Appeal type: appeal against variation to temporary protection order.
Facts: A temporary protection order was issued against the applicant (Mr ECW) for the benefit of the respondent (Ms ECW) and the couple’s three children. A protection order was later made before Mr ECW applied to remove two of the children as named persons protected under the order and vary, among others, orders 3 and 8. The acting Magistrate made variations to orders 3 and 8 while dismissing the variation to the persons named in the order. Mr ECW appealed against this decision.
Issues: did the acting Magistrate fail to hear and determine Mr ECW’s application for a variation to the protection order according to law?
Decision and reasoning: the appeal was allowed and the matter was remitted to the Magistrate’s Court, to be heard and determined, according to law.
Horneman-Wren SC DCJ revealed a number of issues with the way in which the acting Magistrate heard and determined Mr ECW’s application.
As observed by his Honour, s 91(2)(a) of DFVPA provides that before a Court can vary a protection order, the court must consider the grounds set out in the application for the protection order. However, his Honour recognises that the opening remark of the Magistrate – “Okay. So, whose application is this?” – demonstrates that the Magistrate hadn’t read the grounds for the application or the materials filed by each party prior to the hearing. His Honour further noted that a plain reading of the transcript would highlight that the Magistrate didn’t read the application or affidavit materials at any stage during the hearing.
Horneman-Wren SC DCJ also recognises that the Magistrate erred in dismissing the proposal to remove the two children from the order on the basis that they were matters for the Family Court and not for her Honour (see [32]). His Honour clarifies that the matter was not a matter for the Family Court but for her Honour (see [33]).

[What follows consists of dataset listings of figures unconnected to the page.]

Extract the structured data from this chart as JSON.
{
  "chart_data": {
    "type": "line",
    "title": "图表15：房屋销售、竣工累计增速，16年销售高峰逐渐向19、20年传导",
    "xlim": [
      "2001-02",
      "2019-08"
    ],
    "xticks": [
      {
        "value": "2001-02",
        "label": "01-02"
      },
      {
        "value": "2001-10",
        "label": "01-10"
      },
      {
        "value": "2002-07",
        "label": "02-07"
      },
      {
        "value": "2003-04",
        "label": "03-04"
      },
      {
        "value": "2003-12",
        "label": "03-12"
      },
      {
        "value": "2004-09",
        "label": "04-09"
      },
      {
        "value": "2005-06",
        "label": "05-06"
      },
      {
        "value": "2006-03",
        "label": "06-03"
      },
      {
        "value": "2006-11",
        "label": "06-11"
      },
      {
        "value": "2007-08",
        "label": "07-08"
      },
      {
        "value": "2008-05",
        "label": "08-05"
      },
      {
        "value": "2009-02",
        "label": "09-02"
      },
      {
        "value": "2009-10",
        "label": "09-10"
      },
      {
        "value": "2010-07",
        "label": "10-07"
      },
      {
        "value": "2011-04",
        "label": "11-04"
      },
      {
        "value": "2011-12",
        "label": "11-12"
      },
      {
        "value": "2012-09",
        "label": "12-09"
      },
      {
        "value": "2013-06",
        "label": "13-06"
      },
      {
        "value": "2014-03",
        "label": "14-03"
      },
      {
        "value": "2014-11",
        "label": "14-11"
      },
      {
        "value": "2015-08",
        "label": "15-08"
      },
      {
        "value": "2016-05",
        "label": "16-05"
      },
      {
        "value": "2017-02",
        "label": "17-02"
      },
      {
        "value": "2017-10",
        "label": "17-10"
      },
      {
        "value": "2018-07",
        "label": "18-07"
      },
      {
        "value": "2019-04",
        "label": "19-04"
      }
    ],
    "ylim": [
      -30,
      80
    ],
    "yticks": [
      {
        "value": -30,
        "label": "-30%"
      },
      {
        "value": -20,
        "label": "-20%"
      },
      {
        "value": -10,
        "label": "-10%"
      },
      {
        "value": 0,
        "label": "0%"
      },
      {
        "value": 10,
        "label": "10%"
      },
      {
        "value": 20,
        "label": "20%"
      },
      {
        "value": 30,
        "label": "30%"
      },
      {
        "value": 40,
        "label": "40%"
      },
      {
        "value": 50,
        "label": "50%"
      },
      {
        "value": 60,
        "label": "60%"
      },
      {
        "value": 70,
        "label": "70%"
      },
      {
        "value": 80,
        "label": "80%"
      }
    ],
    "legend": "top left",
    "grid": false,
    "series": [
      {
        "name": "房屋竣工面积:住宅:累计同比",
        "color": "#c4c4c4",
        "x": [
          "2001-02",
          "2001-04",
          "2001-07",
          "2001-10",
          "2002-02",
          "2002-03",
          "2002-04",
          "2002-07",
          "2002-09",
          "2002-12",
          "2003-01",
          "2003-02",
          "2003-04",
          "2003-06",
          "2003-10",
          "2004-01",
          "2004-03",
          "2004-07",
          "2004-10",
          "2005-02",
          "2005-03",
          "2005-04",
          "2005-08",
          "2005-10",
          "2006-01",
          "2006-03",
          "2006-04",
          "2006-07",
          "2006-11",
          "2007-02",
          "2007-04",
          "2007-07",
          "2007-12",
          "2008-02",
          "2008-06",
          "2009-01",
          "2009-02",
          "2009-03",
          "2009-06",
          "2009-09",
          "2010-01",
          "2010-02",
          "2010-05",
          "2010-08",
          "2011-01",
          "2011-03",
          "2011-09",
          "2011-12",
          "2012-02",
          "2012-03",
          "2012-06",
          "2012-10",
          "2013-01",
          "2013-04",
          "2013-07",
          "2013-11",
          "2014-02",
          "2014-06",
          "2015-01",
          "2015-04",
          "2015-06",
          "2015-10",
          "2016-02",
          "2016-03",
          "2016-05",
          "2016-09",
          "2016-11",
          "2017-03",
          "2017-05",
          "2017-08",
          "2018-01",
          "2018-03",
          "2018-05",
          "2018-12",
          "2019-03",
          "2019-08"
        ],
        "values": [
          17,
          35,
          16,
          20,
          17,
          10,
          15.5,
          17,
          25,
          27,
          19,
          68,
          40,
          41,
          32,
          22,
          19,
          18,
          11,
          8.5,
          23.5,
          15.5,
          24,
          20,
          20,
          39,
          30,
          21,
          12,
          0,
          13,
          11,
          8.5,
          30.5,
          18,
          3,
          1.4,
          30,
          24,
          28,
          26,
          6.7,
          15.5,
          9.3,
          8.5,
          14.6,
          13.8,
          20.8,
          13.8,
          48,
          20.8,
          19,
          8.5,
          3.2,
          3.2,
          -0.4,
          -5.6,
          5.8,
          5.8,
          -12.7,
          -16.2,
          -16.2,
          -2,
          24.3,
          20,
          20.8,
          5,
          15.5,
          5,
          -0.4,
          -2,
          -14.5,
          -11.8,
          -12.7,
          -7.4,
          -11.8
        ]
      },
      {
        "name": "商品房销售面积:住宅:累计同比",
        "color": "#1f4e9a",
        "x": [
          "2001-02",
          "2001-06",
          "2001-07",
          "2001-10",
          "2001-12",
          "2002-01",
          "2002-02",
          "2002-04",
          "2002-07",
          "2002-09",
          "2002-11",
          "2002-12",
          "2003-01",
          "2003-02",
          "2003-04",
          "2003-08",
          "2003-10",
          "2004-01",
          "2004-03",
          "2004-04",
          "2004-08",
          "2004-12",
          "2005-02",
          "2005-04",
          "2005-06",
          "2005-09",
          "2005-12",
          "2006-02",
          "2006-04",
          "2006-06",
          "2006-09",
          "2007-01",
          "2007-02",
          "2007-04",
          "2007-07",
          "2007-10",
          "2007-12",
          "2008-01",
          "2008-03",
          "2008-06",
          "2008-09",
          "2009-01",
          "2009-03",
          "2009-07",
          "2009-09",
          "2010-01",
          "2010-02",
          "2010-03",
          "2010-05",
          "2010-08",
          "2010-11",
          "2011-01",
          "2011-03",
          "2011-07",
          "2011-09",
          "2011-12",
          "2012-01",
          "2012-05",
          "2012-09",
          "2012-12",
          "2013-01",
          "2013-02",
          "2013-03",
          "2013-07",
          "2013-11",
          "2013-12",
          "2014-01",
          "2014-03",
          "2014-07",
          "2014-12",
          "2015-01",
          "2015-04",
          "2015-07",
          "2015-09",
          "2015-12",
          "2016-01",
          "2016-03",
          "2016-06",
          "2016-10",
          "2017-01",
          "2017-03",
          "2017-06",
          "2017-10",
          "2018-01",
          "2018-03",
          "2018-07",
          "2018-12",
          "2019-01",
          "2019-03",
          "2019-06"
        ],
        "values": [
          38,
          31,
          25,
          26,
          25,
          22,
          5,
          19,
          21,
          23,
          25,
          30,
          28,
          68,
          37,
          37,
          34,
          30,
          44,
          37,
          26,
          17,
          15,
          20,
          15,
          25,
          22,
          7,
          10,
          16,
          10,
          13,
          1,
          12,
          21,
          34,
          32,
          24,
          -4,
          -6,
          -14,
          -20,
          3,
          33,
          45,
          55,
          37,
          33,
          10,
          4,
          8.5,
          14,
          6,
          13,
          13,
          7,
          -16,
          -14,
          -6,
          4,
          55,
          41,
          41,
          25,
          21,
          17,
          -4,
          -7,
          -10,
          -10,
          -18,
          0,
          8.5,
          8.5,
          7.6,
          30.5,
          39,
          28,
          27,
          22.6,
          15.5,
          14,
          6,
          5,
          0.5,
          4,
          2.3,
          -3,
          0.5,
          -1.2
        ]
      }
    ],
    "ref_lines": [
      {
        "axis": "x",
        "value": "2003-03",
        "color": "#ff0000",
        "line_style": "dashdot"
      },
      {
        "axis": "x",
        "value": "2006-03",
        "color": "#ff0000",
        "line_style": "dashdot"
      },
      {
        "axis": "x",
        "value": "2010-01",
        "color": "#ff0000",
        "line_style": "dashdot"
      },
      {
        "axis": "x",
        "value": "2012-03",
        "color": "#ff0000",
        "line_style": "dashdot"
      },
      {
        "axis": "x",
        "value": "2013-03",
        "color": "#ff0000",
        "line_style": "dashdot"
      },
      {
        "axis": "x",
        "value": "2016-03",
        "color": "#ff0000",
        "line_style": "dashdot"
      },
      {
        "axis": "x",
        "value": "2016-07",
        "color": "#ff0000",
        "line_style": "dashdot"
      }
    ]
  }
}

The matter was remitted to the Magistrate’s court, as opposed to Horneman-Wren SC DCJ conducting the appeal as a fresh hearing, since his Honour was of the opinion that Mr ECW was entitled to have his application heard and determined in the Magistrates Court and to have appeal rights. Conducting the appeal as a fresh hearing would mean, by virtue of s 169(2) of the DFVPA, that Mr ECW would not have any such appeal rights (see [38]-[39]).
His Honour did not set aside the Magistrate’s variation of orders 3 and 8 since the parties agreed that those variations ought to remain in the interim ([41]).